There has been enough fuss over Johnny Depp going into Black Mass that the commercial reception of the film is pretty much locked in; the trailers released in the lead up have all signalled a substantial turn for Depp, whose biggest role in recent times has been as a highly exaggerated and energetic pirate. Any doubts that he could pull of an effective dramatic role as an ice cold, and completely terrifying, South Boston gangster were shot down as soon as the first trailer hit.
And those trailers certainly didn’t lie; Depp pulls of his role as James ‘Whitey’ Bulger with menace and nuance, delivering one of his strongest performances in years, lifted by an impressive cast which includes Kevin Bacon as an FBI boss, Benedict Cumberbatch as a politician and Whitey’s brother, and Joel Edgerton as a high-flying and slightly crooked FBI agent; the latter is the most impressive of the three, with the Australian actor bringing the right balance of nervousness and confidence to his John Connolly.
There isn’t much in the way of originality concerning the plot, which can feel formulaic at times as at spins around the cold ruthlessness of Bulger, who has a strong, fatal (and hypocritical) policy when it comes to snitches or anyone around him who strays from his very straight line – friend or foe. Though there’s that same soulless, lost feeling emanating from Bulger that Al Pacino captured so well in classic gangster flick Scarface when his Tony Montana was briefly at the top of the food chain. Bulger similarly takes no prisoners here; he is strict and unforgiving; straight up creepy when he throws his weight around and arrogantly intimidates almost everyone he comes across.

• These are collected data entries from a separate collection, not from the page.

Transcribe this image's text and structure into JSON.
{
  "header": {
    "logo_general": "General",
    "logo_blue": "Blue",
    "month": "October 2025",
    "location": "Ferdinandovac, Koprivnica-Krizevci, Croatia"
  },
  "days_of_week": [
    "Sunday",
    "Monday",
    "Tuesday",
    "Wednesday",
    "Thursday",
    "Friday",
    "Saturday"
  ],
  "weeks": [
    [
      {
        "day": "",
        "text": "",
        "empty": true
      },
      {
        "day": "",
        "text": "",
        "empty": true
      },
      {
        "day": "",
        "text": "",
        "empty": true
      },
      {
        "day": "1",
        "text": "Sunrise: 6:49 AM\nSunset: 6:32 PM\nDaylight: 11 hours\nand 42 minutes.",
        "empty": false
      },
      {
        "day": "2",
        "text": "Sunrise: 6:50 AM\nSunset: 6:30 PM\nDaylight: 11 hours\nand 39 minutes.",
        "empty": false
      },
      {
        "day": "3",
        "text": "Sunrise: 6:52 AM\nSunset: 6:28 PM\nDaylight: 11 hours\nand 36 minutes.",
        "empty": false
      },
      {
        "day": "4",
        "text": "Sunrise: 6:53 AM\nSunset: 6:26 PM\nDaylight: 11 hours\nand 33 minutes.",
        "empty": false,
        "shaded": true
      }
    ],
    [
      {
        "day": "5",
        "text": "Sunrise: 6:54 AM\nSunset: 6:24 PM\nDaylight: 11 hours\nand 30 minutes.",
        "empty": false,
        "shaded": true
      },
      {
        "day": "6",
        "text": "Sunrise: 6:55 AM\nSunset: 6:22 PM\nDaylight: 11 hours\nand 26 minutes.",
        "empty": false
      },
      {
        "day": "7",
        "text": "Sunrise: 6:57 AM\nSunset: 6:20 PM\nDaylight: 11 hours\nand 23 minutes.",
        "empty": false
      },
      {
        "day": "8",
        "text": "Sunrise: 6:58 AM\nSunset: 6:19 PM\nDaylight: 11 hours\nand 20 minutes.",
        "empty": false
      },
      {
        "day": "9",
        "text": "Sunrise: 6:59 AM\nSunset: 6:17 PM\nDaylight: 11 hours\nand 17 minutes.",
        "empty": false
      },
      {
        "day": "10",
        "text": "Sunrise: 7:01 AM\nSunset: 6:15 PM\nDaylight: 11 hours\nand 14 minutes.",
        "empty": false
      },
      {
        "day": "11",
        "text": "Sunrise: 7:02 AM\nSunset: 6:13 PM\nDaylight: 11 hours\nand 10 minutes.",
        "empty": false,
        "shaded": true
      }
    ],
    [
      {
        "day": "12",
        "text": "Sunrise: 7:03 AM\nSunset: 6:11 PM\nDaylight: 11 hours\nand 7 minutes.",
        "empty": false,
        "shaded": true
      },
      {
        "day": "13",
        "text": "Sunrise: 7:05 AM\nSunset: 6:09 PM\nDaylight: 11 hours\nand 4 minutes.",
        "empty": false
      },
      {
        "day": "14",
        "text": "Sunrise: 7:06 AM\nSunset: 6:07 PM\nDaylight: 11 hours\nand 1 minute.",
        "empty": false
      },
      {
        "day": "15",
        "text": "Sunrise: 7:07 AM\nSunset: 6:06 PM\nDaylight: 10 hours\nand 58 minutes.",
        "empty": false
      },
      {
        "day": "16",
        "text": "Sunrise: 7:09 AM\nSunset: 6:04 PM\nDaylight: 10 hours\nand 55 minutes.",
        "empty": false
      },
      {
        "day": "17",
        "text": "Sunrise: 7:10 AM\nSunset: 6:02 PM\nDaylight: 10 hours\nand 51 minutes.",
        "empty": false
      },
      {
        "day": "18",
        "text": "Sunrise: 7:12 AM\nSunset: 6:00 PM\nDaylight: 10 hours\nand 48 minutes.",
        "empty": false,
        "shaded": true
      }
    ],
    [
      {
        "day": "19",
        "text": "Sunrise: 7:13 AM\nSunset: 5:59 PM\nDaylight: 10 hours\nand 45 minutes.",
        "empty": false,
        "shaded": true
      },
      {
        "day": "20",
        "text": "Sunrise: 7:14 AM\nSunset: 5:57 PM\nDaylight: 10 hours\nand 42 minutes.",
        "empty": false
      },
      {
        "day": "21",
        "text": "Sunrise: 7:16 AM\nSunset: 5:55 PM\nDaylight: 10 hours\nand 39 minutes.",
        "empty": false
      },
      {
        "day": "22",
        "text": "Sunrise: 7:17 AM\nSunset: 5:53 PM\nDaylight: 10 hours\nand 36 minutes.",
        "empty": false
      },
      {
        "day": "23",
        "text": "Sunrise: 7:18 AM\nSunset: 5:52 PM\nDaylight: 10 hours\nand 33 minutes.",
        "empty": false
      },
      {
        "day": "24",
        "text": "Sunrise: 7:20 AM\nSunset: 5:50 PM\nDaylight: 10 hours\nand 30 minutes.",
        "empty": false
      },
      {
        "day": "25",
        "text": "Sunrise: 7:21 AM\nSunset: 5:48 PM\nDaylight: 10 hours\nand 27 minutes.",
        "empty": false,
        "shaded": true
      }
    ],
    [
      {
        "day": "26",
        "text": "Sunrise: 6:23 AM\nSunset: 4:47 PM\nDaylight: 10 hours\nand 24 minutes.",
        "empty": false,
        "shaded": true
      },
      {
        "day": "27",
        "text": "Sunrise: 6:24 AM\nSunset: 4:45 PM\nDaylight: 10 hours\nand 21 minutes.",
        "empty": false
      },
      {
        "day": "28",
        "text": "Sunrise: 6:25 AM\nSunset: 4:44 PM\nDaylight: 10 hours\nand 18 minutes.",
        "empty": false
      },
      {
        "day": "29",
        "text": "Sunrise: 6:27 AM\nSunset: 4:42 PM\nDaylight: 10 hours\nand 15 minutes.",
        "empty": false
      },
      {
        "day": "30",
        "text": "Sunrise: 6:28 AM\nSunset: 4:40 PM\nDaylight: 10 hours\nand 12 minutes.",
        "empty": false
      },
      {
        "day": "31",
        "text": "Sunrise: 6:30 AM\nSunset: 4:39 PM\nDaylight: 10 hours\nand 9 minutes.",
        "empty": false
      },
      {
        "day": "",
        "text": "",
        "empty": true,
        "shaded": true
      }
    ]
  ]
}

While there is a method to Bulger which becomes a bit stale at times, the wild card of Connolly balances the drama well, driving the plot with his loyalty to Bulger, whom he grew up with in Southie. Connolly values a loyalty that is more concrete and real than Whitey’s idea of allegiance, using his relationship with the unstoppable crime boss to pull back into the criminal world and convince the gangster to become a loosely-termed snitch for the FBI in exchange for free reign. It’s an offer too good to pass up, even for an anti-snitch gangster who self-righteously murders people for even the smallest mishaps.
Connolly asserts to the FBI that Bulger is a good, reliable source of information on the mafia, convincing his colleagues to overlook Whitey’s social transgressions, which inevitably spin out of control. A matrix of lies and betrayal follow, beefing up the tension on screen which is forever present with Depp hulking around town like an indiscriminate bully on a playground and Connolly working himself into corners just to protect his childhood friend, while also benefiting from the resulting arrests.
Director Scott Cooper has an admirable craftsmanship here, building an atmosphere which complements the slight fluctuations in Bulger’s temper but ultimately presenting something that borrows much too heavily from superior gangster films of the past. Much of Black Mass plays as a supercut of typical true crime dramas, only really rising into something of it’s own with a very well curated cast. Even minor roles like Kevin Weeks (Breaking Bad’s Jesse Plemons) help move the film forward by playing off of Whitey and demonstrating the nervous, unpredictable nature of life in the middle of a complex dynamic between Whitey’s Winter Hill Gang, the FBI, and unseen mobsters the Angiulo brothers.
Review Score: FOUR STARS (OUT OF FIVE)
Only one feature is included in the one disc DVD release – though it is a good one. A ten-or-so minute featurette focusing on Johnny Depp’s transformation of the role, both in terms of the makeup process, and the character itself. Entertaining and insightful – especially given he was a focal point for any talk or promotion of the film – but sadly all the release has to offer.
Special Features Review Score: ONE AND A HALF STARS (OUT OF FIVE)
Black Mass is available now digitally and will be released on DVD and Blu-Ray on 17th February.
Film review by Chris Singh. Special Features review by Larry Heath.